Ausweis! Daję mu tę kenkartę, a tam napisane
Warschau, Okęcie. A gdybym tę kenkartę podarł, to nie wiem, co by było. Mówi: Du, Banditen von Warschau, du schießen. Mówię, że dostałem ostrzał, postrzelony byłem. „Ty bandyto, zostałeś postrzelony”. A ja odwijam bandaż, nic nie mówię, a ten bandaż miał tak z metr, odwijam, nachyliłem się i mu pokazałem tutaj. Zobaczył ten wrzód i dał mi spokój. A tam dalej moja siostra stała, przyglądała się, nie poznała mnie. Siostra weszła do domu, a ja za jakieś pięć minut wchodzę: „To ciebie ta wacha trzymała?”.
Tak mnie ta kenkarta uratowała. A jak bym nie miał tej kenkarty? Miałem tę kenkartę i zgubiłem. Miałem tu w kieszeni, wypadła, portfel cały, prawo jazdy i ta kenkarta. Żałuję, że zgubiłem. Pamiątka była. Można powiedzieć, że uratowała mi życie.
- Jak podczas Powstania ludność cywilna odnosiła się do Powstańców?
Wrogo. Częściowo, w osiemdziesięciu procentach wrogo: „Bandyci, co narobili! Po co wam to potrzebne? Miasto żeście złożyli, tyle ludzi zginęło i co żeście zrobili? Żeście powariowali!”. Przykro było słuchać.

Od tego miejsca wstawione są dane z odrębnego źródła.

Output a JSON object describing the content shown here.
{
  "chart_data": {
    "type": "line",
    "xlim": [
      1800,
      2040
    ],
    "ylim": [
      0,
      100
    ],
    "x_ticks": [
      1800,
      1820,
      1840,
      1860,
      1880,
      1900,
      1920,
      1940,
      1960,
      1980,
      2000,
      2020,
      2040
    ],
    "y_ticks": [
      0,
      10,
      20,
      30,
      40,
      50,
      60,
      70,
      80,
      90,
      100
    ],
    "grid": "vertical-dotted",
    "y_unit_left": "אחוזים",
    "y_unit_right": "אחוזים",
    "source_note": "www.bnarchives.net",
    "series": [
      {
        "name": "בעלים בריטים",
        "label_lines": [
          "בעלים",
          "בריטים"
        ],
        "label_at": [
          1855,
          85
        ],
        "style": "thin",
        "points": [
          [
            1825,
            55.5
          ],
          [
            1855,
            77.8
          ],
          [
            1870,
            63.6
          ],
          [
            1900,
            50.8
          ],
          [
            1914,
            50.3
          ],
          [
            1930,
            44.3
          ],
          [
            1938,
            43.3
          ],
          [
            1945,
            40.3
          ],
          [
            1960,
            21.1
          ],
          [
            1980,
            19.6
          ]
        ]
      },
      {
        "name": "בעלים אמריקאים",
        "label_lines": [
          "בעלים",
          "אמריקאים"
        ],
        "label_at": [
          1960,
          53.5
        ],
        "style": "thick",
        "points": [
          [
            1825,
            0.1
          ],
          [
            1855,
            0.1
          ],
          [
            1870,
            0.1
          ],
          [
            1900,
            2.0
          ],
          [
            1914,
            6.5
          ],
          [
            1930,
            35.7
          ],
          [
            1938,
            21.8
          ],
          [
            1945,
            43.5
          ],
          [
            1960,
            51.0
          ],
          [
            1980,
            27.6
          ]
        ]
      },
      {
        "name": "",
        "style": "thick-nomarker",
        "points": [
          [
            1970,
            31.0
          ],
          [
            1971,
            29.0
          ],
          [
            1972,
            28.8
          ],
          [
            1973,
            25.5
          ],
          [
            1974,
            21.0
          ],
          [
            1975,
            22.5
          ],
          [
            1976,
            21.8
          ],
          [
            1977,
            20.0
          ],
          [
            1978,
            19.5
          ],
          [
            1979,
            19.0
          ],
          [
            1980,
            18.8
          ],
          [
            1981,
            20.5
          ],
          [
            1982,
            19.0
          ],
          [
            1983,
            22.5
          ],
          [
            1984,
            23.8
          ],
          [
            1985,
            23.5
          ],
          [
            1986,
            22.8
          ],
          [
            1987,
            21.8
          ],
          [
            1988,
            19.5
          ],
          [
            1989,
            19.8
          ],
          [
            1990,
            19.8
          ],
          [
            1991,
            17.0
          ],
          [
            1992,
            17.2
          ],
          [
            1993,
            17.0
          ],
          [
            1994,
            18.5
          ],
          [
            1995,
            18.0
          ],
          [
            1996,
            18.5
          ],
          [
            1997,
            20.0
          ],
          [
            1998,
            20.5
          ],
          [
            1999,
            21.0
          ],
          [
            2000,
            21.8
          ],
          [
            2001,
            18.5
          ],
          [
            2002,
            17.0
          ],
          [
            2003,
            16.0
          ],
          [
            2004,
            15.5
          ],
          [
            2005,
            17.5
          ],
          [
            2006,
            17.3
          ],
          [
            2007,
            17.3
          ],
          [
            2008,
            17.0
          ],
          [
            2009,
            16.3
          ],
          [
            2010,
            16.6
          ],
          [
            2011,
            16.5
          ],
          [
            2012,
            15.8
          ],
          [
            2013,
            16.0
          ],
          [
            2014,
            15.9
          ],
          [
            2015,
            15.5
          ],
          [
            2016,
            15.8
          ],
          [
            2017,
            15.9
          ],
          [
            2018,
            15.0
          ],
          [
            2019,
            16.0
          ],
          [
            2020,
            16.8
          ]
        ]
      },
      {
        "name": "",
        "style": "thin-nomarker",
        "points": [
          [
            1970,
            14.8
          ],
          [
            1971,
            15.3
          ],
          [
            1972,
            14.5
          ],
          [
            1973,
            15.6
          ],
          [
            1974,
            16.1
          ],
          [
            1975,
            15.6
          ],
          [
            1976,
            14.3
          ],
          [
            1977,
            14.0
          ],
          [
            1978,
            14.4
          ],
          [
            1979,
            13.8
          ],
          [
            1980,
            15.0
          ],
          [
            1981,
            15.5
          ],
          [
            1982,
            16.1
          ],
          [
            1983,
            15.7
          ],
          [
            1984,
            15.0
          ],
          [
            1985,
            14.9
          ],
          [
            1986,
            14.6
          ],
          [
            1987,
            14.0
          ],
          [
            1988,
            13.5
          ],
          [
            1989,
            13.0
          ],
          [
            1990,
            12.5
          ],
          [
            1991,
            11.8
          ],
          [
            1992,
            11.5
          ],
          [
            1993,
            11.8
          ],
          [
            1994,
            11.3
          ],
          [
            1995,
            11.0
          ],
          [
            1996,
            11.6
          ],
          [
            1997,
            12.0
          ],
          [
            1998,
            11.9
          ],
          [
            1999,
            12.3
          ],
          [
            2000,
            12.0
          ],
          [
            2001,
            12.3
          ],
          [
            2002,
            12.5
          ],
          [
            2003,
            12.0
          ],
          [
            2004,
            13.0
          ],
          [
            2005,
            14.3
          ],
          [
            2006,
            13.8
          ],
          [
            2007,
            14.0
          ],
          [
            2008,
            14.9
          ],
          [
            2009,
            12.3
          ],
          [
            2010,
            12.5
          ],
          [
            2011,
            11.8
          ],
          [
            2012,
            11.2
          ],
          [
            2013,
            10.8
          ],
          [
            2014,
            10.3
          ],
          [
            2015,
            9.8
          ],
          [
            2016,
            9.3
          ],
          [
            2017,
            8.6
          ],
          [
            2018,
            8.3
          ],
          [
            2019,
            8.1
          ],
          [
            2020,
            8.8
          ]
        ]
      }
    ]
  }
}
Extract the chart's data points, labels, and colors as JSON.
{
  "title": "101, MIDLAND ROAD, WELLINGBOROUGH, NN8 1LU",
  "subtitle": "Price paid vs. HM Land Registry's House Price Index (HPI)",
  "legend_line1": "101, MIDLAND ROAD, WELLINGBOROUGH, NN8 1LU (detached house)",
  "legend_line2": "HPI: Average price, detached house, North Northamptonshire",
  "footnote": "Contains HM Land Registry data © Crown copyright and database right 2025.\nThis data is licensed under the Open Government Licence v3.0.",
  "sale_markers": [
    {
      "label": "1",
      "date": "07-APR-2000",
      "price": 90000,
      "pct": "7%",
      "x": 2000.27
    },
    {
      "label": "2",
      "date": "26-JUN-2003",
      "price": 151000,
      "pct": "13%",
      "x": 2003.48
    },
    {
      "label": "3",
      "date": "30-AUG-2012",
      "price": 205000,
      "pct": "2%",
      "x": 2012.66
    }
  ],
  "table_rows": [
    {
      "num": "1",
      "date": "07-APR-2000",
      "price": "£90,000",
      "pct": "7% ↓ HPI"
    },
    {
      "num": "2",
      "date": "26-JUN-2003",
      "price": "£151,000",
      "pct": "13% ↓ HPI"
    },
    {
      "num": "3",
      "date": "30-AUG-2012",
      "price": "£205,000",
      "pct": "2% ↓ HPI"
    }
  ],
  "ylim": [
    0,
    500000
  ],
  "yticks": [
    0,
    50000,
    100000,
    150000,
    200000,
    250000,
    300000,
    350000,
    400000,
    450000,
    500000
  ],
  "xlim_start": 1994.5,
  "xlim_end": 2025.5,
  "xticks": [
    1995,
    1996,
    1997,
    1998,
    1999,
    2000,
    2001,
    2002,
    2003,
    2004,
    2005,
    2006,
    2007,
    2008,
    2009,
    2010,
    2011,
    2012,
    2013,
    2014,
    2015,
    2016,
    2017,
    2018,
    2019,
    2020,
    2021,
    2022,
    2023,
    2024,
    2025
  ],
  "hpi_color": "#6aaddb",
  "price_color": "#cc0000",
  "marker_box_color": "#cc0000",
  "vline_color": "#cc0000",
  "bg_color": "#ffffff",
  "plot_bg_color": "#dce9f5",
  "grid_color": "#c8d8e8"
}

Druga strona medalu. Gdyby nie było Powstania, Niemcy mieli zamiar się bronić w Warszawie. Brali ludzi do roboty do Warszawy, między nimi ja byłem po wyjściu z Powstania. Zawieźli nas traktorami na dworzec. Tam żeśmy wysiedli. Tam były oskardy, były szpadle, inne narzędzia, drągi żelazne. Bankiety [??], tak trzeba było kłaść [bokiem]. Dlaczego? Bo tam miały lądować samoloty dla Niemców. Latarnie w alei Niepodległości wysadzali i traktory te latarnie ściągały na boczne ulice. Drzewa, które rosły w Alejach Jerozolimskich, wysadzali, a traktory ściągały je na bok. Bo tam od Towarowej do Muzeum, tam prawdopodobnie miały lądować niemieckie samoloty. Ludzi mieli wysiedlić i mieli się bronić. A jakby nie wysiedlili, to co by było? Jakby się bronili, to ruskie by stłukli Warszawę, wywieźli ludzi też. Tak że Warszawa nie uniknęłaby nieszczęścia. Niemcy mieli się bronić, sami mówili. A ludzie by jeszcze Niemcom pomagali, jakby nie było Powstania. Też by musieli okopy kopać, barykady stawiać dla Niemców przeciwko ruskim. A ruskie byli blisko, bombardowaliby, artyleria by waliła i Warszawa nie uniknęłaby nieszczęścia.